Kash’s sentimental forelock tugging also helps to maintain the colonial power relationships between those who still believe in the Empire and those who experienced the British as a benign civilising influence rather than a proper acknowledgement of the millions who were enslaved, dispossessed or otherwise subjugated by centuries of British rule. I can’t help thinking that a campaign to de-colonise the curriculum could have been a better use of Kash’s time and resources.

Cute children waving Union Jack flags

Kash has been forced to defend his campaign in the media, expressing surprise at the uproar his well-intentioned initiative has provoked.

The OBON song was created by school-children in Bradford and there are certainly a lot of cute children waving Union Jack flags in the official video. Whilst I love a good sing-song and I do go all dewy-eyed at the thought of primary school choirs I simply can’t get excited by the crassness of the whole thing.

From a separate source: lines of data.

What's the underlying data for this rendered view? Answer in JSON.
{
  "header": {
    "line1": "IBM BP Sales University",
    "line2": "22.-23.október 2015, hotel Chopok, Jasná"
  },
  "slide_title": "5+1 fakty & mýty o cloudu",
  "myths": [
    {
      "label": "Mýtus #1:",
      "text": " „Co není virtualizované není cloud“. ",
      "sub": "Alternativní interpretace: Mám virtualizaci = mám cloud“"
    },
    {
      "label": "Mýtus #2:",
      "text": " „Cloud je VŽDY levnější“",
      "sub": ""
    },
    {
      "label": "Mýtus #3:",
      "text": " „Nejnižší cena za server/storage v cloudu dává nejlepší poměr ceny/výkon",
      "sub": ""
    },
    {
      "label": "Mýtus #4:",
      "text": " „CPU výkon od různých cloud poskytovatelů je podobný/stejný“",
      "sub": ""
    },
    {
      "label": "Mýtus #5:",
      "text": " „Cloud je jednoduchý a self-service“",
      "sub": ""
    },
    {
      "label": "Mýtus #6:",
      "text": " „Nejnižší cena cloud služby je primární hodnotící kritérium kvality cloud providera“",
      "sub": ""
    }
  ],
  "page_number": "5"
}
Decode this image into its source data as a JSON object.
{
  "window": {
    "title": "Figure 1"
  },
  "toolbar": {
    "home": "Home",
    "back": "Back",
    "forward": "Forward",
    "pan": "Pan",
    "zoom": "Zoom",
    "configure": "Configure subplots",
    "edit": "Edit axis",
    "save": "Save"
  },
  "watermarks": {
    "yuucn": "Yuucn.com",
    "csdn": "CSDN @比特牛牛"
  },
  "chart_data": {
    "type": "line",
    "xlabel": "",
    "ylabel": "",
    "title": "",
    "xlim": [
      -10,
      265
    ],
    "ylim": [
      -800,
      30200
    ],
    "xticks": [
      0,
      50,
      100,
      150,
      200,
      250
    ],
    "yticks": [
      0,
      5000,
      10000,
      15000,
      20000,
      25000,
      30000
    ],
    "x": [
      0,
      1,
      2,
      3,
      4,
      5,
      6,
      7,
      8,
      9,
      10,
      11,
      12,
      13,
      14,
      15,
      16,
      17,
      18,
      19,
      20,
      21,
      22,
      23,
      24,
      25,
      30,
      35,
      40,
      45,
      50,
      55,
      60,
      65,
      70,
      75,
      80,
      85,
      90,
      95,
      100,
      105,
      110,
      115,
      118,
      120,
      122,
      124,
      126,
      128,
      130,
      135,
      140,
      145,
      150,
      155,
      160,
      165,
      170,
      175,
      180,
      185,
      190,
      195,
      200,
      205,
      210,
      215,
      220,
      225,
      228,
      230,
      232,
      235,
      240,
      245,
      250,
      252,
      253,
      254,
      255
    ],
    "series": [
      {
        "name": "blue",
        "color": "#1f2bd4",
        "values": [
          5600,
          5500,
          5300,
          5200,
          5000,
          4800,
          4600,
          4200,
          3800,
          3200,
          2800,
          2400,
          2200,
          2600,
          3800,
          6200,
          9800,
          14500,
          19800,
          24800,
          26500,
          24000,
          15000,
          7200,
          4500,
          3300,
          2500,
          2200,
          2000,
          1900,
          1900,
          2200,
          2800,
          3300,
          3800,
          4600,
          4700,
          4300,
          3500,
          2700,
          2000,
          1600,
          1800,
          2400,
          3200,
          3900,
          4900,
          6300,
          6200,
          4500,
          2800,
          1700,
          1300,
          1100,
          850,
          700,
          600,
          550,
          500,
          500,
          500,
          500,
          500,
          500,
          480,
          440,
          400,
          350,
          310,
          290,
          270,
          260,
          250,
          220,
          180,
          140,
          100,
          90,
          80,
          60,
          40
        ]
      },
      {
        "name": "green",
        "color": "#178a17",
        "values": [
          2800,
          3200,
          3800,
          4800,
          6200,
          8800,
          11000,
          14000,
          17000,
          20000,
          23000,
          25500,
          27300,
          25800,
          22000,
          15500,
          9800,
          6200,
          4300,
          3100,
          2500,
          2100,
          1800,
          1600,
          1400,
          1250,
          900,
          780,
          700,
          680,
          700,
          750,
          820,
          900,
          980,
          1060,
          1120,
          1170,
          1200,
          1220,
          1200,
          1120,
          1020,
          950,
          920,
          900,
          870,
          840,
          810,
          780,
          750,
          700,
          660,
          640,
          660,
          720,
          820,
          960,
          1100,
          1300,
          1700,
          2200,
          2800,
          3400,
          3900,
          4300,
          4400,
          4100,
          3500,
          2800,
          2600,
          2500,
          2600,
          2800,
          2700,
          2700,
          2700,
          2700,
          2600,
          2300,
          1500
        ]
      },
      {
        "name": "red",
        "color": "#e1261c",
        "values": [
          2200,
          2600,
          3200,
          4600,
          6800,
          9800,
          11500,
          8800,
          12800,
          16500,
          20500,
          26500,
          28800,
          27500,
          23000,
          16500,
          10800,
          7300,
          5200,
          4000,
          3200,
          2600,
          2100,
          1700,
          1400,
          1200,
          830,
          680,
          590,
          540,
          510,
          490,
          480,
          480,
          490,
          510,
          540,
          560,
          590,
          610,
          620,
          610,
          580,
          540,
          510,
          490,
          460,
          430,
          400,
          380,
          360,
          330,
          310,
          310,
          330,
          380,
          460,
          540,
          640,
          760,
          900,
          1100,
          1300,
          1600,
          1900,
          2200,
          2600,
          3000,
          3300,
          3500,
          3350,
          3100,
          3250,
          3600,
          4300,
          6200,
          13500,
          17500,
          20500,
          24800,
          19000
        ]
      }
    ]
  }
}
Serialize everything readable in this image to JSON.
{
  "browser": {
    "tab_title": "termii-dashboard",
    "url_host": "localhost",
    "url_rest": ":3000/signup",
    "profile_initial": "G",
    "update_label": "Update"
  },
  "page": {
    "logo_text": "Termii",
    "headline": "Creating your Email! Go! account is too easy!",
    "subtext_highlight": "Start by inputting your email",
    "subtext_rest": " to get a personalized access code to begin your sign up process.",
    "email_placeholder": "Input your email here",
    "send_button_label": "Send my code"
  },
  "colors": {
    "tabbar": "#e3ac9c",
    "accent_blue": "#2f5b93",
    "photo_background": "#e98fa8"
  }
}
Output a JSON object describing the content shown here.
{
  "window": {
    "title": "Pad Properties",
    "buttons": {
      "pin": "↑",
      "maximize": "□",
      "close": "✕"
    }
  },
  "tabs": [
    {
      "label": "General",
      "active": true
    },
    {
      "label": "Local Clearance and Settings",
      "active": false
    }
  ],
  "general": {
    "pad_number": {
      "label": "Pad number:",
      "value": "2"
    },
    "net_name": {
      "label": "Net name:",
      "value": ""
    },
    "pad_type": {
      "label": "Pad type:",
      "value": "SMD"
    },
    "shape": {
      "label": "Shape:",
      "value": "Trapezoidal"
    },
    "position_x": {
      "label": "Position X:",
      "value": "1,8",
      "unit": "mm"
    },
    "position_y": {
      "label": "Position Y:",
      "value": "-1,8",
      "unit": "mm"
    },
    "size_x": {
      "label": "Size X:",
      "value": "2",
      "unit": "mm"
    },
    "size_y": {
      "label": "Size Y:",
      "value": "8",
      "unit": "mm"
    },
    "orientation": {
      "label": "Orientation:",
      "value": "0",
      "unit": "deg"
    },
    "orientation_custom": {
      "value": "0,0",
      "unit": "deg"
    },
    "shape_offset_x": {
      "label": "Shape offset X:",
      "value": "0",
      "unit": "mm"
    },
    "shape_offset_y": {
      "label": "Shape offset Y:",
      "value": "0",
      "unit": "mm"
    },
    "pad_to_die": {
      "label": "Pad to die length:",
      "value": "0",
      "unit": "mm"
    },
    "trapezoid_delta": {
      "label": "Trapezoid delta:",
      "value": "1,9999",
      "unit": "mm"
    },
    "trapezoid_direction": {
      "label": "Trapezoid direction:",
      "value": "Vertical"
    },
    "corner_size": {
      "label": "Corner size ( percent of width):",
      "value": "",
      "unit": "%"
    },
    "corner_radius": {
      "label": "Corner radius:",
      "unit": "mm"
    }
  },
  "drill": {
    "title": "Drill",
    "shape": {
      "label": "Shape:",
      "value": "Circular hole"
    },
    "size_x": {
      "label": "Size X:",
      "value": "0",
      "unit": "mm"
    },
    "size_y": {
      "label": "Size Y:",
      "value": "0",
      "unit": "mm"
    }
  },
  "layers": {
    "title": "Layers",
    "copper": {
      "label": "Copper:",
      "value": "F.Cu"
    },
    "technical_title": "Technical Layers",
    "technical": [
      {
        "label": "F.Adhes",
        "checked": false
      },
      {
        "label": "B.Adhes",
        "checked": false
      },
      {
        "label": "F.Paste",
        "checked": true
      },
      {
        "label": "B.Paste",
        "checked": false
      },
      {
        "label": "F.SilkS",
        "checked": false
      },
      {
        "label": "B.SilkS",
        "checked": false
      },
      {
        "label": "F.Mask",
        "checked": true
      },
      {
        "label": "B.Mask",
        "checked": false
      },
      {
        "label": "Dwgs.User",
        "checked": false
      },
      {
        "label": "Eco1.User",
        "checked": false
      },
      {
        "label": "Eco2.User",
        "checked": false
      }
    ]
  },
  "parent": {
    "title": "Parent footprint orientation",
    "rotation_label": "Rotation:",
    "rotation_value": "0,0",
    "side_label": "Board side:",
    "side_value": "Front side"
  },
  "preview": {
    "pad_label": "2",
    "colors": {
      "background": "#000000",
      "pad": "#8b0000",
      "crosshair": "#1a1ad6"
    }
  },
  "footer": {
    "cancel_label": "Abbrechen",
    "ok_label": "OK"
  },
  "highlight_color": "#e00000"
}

Having run countless transformational arts in education projects with hugely talented professional artists I can think of so many much better outcomes if, for example, a community musician from The Sage Gateshead had gone into the school to work with the kids. Or why not musicians from Opera North which is based just a few miles away, or students from the world-class Leeds Conservatoire?

Nil points

Ironically, we now have a government that is threatening to cut higher education funding for creative arts courses by 50% meaning that Kash’s lowest-common denominator DIY culture might be all we end up with. On top of a Tory hard Brexit that has threatened the viability of our professional music industry must we now all prepare for perpetual nil points in the annual Eurovision song contest, having force-fed our youngest citizens nothing but nationalist drivel during their tender years? Give me the Sex Pistols any day.